How to perform despite the anxiety

If you’re anything like me, you tend to become a bit of a bundle of nerves when a large event is on the horizon and you need to perform. You feel the pressure start to mount, you think about all the opportunity that is riding on how you perform, and you start to feel perhaps just a little panicky. You realise that it’s a great opportunity, but you also realise that you need to perform up to a particular standard to ensure that the event goes well.

I’m here to tell you that there are some good ways to help overcome the anxiety, and to help your performance improve. Hopefully some of my tips-from-experience will help you for your next “performance”.

When I was in high school, there came a time when I had to choose which electives I would take up for my final years. After having initially selected French and Geography (which I knew I’d get high marks in), I changed my mind and chose Drama and Art. I had a feeling that I needed to study drama – I had been a painfully shy child and knew that taking up Drama might help me overcome this shyness. Thankfully, it did! Through studying Drama – where I had to memorise lines, get up on stage in front of people and perform as a character – I learned that speaking in front of people is a performance piece. Getting up on stage with all those eyes staring at you and all those people judging you is very daunting at first. You wonder what they think of you and what they think of your performance: good? bad? the worst they’d ever seen?

We tend to judge ourselves pretty harshly, don’t we!

Through forcing myself to get up on a literal stage and act in front of people, I realised that I was OK with it because I was acting. I wasn’t “me”: I was someone else. Whatever the audience thought about “me”, they were actually thinking about the “character”. This arms-length way of seeing the performance allowed me to step outside of “me”, and to get on with the job of performing without needing to worry about people’s opinions of me on top of what would already be a challenging task. By seeing the performance as an act, I find that it becomes far easier to perform.

Besides, the big secret that we tend to forget is that each of us has these fears. We are always wondering what other people think of us. Whoever gets up on that stage is wondering what everyone else is thinking of them. So, if we are all wondering what everyone else is thinking of us, your audience is too busy thinking of what others are thinking of them to really be that concerned with opinions of you. Once you realise that everyone else is worried about what everyone thinks of them, you can start to let go of the concern that everyone is thinking about you. No offence, but you aren’t that special 😉

The next time you have a “performance”: be it a presentation at work, a sales pitch, or a job interview; think of it as if you are about to get into character. You will be acting. Obviously, you want to be authentic and still be “you”, but the beauty of seeing the performance as an act is that you get to choose the character. You get to choose a character that inspires you. For me, it’s someone who is courageous, always passionate, dedicated, and out to make a difference. By getting into the zone of the “character” you aspire to, you can think through how a person with those traits would perform. Plus, by being a character on stage rather than “you”, you can blame any performance mishaps on the character rather than yourself, and therefore you have less riding on this performance and you can relax a little and just ease into the performance.

Does that make sense?

Time for an example.

How would a courageous, passionate, dedicated person act?

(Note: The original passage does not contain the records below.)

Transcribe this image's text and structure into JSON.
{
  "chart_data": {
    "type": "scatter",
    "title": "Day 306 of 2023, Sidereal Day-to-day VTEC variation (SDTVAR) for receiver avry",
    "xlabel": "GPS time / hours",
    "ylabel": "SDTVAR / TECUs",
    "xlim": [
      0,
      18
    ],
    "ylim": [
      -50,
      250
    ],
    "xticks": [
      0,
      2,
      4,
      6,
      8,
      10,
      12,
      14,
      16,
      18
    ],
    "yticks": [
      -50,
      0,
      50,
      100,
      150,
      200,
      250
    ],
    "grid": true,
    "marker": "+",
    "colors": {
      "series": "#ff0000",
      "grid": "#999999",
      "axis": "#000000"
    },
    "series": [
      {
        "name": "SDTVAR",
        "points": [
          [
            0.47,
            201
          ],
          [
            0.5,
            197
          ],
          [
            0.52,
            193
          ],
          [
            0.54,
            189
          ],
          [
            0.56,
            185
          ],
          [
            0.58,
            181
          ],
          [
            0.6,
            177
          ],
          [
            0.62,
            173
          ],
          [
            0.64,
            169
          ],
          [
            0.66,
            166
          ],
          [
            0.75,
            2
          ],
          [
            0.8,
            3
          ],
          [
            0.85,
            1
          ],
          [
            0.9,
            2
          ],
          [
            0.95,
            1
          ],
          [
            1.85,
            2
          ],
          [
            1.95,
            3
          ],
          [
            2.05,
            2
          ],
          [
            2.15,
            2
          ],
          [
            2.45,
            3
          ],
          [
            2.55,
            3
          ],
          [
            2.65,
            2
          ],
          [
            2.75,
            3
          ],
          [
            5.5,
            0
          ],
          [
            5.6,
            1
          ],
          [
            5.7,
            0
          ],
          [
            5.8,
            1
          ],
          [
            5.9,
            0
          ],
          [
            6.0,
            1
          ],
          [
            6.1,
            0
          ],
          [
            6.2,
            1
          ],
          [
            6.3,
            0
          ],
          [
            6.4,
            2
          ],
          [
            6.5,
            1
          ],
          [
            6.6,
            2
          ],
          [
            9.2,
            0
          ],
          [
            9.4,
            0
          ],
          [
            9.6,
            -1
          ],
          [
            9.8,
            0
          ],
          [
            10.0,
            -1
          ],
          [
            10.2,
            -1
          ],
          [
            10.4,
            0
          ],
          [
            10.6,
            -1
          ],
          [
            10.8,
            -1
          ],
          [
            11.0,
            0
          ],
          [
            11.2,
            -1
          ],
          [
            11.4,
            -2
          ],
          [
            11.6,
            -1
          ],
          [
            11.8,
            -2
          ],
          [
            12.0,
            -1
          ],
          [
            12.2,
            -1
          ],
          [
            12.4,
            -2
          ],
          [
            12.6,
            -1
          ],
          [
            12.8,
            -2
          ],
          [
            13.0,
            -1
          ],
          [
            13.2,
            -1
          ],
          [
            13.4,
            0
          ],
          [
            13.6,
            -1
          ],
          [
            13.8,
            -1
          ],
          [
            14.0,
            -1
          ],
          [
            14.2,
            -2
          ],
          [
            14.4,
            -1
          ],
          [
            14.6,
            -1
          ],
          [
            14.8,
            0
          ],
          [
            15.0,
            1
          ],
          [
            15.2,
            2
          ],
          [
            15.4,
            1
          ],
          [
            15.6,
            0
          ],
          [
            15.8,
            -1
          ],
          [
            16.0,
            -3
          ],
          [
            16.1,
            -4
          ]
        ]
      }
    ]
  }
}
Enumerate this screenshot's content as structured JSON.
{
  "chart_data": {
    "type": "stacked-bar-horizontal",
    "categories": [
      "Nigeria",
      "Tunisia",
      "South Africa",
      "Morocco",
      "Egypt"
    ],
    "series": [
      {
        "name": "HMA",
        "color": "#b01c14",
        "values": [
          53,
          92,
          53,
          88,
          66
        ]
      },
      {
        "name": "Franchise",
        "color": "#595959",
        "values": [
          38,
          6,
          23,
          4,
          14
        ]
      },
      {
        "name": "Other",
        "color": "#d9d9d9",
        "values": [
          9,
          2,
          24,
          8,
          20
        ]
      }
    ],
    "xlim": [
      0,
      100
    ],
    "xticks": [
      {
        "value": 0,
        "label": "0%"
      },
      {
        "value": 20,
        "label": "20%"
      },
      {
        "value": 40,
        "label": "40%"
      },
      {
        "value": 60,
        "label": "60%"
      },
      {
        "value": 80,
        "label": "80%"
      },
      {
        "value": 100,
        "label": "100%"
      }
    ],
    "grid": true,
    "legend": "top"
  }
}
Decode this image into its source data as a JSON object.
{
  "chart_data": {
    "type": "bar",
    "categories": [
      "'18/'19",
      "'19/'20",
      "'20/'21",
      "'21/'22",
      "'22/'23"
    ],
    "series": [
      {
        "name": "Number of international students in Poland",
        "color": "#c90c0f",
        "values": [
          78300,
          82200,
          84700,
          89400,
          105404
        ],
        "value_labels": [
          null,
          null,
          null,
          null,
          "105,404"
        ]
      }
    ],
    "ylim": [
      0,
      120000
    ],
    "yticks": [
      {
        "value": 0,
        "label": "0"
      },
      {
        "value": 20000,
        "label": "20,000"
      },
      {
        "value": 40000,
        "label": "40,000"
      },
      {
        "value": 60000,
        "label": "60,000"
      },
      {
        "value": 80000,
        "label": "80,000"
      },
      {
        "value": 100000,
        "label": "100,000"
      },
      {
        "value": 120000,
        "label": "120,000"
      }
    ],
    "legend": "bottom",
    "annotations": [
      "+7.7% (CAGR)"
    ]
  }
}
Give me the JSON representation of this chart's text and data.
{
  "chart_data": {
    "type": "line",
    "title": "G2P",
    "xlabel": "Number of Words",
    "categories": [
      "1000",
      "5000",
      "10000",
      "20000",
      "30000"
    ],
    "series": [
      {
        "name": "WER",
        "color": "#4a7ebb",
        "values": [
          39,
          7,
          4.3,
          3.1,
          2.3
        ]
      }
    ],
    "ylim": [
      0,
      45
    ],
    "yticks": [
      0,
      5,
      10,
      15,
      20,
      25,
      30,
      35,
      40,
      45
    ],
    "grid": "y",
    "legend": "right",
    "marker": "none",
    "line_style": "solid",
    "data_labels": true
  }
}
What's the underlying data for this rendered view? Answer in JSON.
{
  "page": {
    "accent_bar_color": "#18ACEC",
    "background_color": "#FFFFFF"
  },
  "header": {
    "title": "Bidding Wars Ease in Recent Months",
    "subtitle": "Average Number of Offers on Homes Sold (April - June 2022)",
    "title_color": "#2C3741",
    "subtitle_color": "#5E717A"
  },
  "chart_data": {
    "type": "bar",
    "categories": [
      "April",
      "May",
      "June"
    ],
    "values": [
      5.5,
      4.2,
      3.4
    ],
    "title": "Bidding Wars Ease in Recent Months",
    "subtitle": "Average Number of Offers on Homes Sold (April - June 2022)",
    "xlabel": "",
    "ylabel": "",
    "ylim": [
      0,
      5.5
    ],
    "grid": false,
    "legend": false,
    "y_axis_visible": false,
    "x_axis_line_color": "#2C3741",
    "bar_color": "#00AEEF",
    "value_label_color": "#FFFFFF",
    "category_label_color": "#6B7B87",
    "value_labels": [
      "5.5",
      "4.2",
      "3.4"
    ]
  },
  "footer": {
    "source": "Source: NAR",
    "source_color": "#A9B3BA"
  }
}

They would speak at a loud volume (not too loud), they would speak clearly – not too fast nor too slow – and with passion and energy in their voice. They would speak emotively and would be enthusiastic using a variety of tonality as they speak.

Now, get into character. Practice speaking and holding yourself in the way that such a character would. Practice in front of a mirror, a pet or a trusted friend. Are you convincing as this “character”?

Once you can feel that you are acting and in “character”, you can start to see the separation between yourself and the character. With this separation comes freedom. Any words spoken or actions taken are that of the character. You are channeling this character and bringing them to life in front of an audience. Any opinions of the performance therefore, are of the character and not of yourself.

Let yourself go. Enjoy the mode of performing and focusing your energies on delivering a solid, inspiring performance rather than over-worrying about what the audience thinks of you.

By focusing your energy on what actually matters – on a solid and successful delivery -, you will have more chance at success. After all, if you focus your energies on worrying about everyone’s opinion of you, you will be far more likely to stumble and let your nerves get the better of you.

Try this for yourself. I’d love to know what you think, and if you’ve experienced this kind of performance or if you’ve tried something similar.

Now, get out there and give it a good go! Inspire people with your words and your energy. You have so much to contribute to others, and if you let the thought of people’s opinions stop you, that’s a real shame. Don’t let those thoughts get in the way of what is possible.